UPDATE 2-Washington Post ad sales weak; Kaplan shows growth

Fri Feb 24, 2012 10:29am EST

* Fourth qtr net profit falls 22 pct

* Student sign-ups at Kaplan grows 3 pct

* Ad sales at newspaper, TV and online fall

Feb 24 (Reuters) - The Washington Post Co's profit slipped again due to advertising woes but its key Kaplan education business seemed to be getting its feet back on the ground as student sign-ups grew for the first time in five quarters.

New enrollments at Kaplan colleges rose 3 percent for the October-December period, compared with the 30-45 percent declines over the last four quarters.

Student sign-ups across the for-profit education industry fell in 2011 due a government crackdown that revealed unethical practices, low graduation rates and huge student debt loads.

The colleges were told to clean-up their act and tighten enrollment standards, or risk losing federal aid.

Kaplan -- which brings in almost 60 percent of Washington Post's total revenue -- implemented a program that allowed students to take up a free trial of the program they want to sign up for, before taking a final decision.

The improved new student sign-ups at Kaplan follows growth reported by peers such as Apollo Group and Corinthian Colleges.

FALLING ADS

Print advertising revenue and circulation fell about 6 percent at the Washington Post newspaper. Advertising at its television and online businesses also fell.

Like most U.S. newspapers, Washington Post has been hit by falling advertising revenue and circulation as more readers switch to digital media.

But unlike its peers like the New York Times, Washington Post has not established a paywall to access its online content.
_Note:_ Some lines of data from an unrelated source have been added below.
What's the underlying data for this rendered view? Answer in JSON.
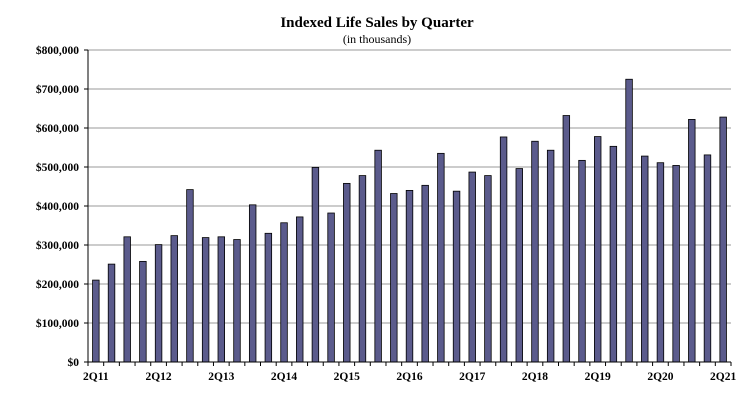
{
  "chart_data": {
    "type": "bar",
    "title": "Indexed Life Sales by Quarter",
    "subtitle": "(in thousands)",
    "xlabel": "",
    "ylabel": "",
    "ylim": [
      0,
      800000
    ],
    "yticks": [
      0,
      100000,
      200000,
      300000,
      400000,
      500000,
      600000,
      700000,
      800000
    ],
    "ytick_labels": [
      "$0",
      "$100,000",
      "$200,000",
      "$300,000",
      "$400,000",
      "$500,000",
      "$600,000",
      "$700,000",
      "$800,000"
    ],
    "grid": true,
    "bar_color": "#5b5b8c",
    "categories": [
      "2Q11",
      "3Q11",
      "4Q11",
      "1Q12",
      "2Q12",
      "3Q12",
      "4Q12",
      "1Q13",
      "2Q13",
      "3Q13",
      "4Q13",
      "1Q14",
      "2Q14",
      "3Q14",
      "4Q14",
      "1Q15",
      "2Q15",
      "3Q15",
      "4Q15",
      "1Q16",
      "2Q16",
      "3Q16",
      "4Q16",
      "1Q17",
      "2Q17",
      "3Q17",
      "4Q17",
      "1Q18",
      "2Q18",
      "3Q18",
      "4Q18",
      "1Q19",
      "2Q19",
      "3Q19",
      "4Q19",
      "1Q20",
      "2Q20",
      "3Q20",
      "4Q20",
      "1Q21",
      "2Q21"
    ],
    "visible_tick_labels": [
      "2Q11",
      "2Q12",
      "2Q13",
      "2Q14",
      "2Q15",
      "2Q16",
      "2Q17",
      "2Q18",
      "2Q19",
      "2Q20",
      "2Q21"
    ],
    "values": [
      210000,
      251000,
      321000,
      258000,
      301000,
      324000,
      442000,
      319000,
      321000,
      314000,
      403000,
      330000,
      357000,
      372000,
      499000,
      382000,
      458000,
      478000,
      543000,
      432000,
      440000,
      453000,
      535000,
      438000,
      487000,
      478000,
      577000,
      496000,
      566000,
      543000,
      632000,
      517000,
      578000,
      553000,
      725000,
      528000,
      511000,
      504000,
      622000,
      531000,
      628000
    ]
  }
}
The company's third-quarter net income fell to $61.7 million, or $8.03 a share, from $79 million, or $9.42 a share, a year ago.

Excluding special items, it earned $8.96 per share. Revenue fell 10 percent to $1.06 billion.
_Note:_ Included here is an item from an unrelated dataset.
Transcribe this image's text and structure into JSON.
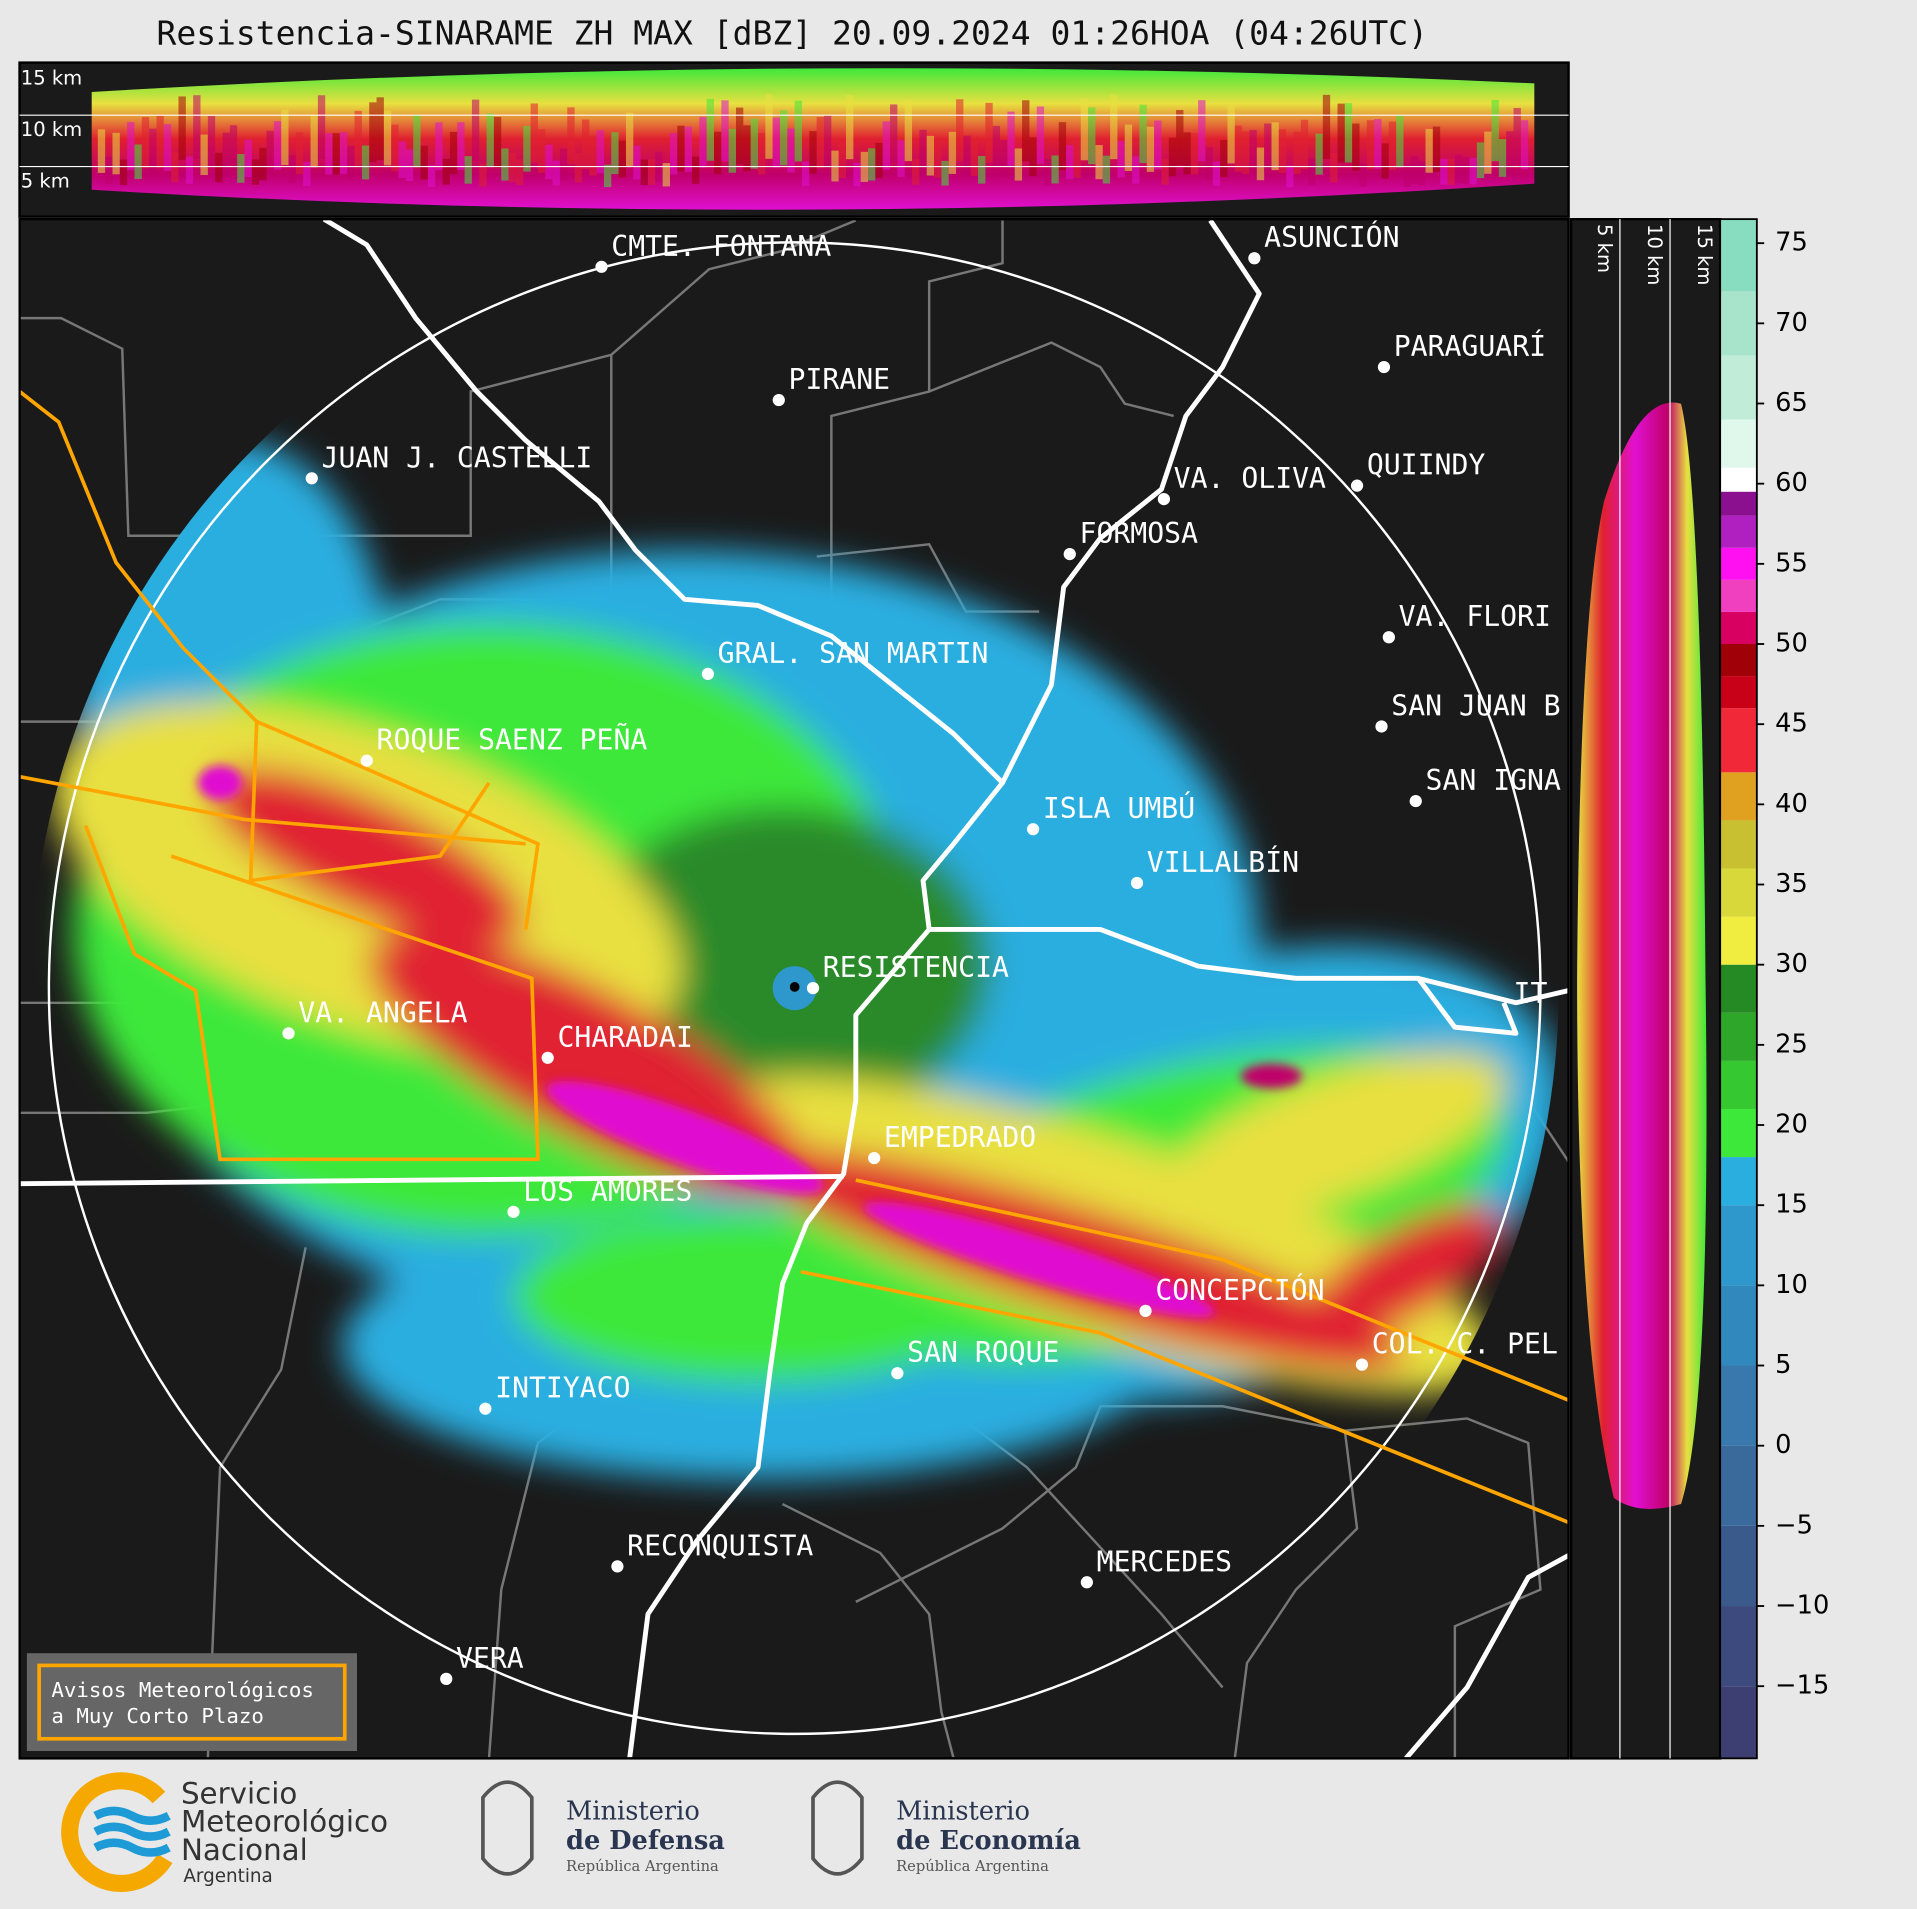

Last year, shareholders of the Post pushed the management to consider a spinoff or sell some of its businesses. However, chief executive Don Graham is reluctant to do so.

Earlier this month, the company offered voluntary buyouts to some of its newsroom employees.

It cut 770 jobs at its Kaplan unit last year.

Washington Post shares were trading nearly flat at $387.55 in morning trade on Friday on the New York Stock Exchange.